Dia pun tak menyangka Risma naik pitam sampai menunjuk dan mendorong petugas koordinator yang tengah menyampaikan permasalahan yang dihadapi. Apalagi, ia menganggap petugas tersebut juga tak tahu apa-apa karena hanya berupaya memperjuangkan hak masyarakat yang membutuhkan bantuan.

"Cuma mungkin karena dia menyampaikan bahwa sudah dicoret, nah, Bu Risma naik pitam. 'Saya tidak pernah mencoret saya hanya memperluas'. Itu kemudian Ibu Risma naik pitam, naik darah, tensinya jadi tinggi," katanya.

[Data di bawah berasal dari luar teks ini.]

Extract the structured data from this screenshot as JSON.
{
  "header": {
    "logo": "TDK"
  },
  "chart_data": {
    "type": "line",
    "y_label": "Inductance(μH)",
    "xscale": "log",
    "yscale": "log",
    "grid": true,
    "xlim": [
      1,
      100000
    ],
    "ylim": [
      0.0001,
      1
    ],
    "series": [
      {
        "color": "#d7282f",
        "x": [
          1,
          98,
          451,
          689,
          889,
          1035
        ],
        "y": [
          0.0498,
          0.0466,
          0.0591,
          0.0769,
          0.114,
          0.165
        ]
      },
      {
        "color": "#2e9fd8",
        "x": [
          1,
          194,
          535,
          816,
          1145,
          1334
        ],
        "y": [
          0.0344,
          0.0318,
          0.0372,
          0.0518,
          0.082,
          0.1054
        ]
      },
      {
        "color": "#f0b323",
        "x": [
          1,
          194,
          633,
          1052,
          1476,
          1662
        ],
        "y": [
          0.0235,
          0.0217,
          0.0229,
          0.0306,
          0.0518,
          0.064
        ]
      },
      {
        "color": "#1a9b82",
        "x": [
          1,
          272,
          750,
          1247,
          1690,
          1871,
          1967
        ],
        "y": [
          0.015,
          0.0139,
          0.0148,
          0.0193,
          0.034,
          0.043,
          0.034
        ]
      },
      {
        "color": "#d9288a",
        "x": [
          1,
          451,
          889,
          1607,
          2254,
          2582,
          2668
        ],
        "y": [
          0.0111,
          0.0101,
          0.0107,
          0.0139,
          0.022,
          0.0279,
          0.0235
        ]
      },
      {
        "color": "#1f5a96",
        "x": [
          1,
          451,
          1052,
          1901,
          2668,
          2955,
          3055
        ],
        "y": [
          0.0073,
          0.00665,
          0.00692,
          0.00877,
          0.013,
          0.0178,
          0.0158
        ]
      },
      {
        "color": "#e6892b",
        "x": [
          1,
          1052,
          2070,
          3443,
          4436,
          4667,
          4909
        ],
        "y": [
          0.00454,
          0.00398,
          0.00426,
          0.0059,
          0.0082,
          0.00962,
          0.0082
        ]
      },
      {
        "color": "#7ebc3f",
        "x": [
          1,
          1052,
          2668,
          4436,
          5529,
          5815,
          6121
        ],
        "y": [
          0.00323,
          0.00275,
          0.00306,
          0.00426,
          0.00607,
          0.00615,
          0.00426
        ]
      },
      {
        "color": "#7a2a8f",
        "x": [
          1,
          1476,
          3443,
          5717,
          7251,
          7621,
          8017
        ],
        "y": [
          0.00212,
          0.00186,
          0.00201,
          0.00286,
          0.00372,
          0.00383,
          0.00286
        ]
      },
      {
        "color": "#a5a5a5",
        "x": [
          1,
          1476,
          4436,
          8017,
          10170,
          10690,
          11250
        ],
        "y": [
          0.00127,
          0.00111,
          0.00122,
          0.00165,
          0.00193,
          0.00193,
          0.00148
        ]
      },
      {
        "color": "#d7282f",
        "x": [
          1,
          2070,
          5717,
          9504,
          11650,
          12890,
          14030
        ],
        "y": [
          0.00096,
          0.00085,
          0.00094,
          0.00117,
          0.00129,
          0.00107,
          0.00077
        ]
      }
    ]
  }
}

"Beliau setelah kejadian itu, setelah menunjuk itu beliau langsung marah, kembali ke tempat duduknya, malah mengusir. Itu yang jadi kurang bagus untuk kami yang ada di daerah," tambah Nadjamuddin.

Dirinya pun tak menampik suasana rapat yang digelar pada hari itu sempat tidak enak bahkan para koordinator PKH tak mau lagi untuk menyampaikan kendala yang mereka hadapi di lapangan. Namun, suasana ini sempat cair karena para koordinator PKH ini kembali berbincang dengan Risma dan akhirnya dia mengetahui permasalahan yang tengah dihadapi.

"Teman-teman PKH masih sempat menyampaikan yang sbenernya. Tapi saya tidak ikuti lagi. Mereka menyampaikan lagi baru Bu Risma paham. Itu mereka cerita ke saya. Dari situ Bu Risma paham apa yang terjadi," tutur Nadjmuddin.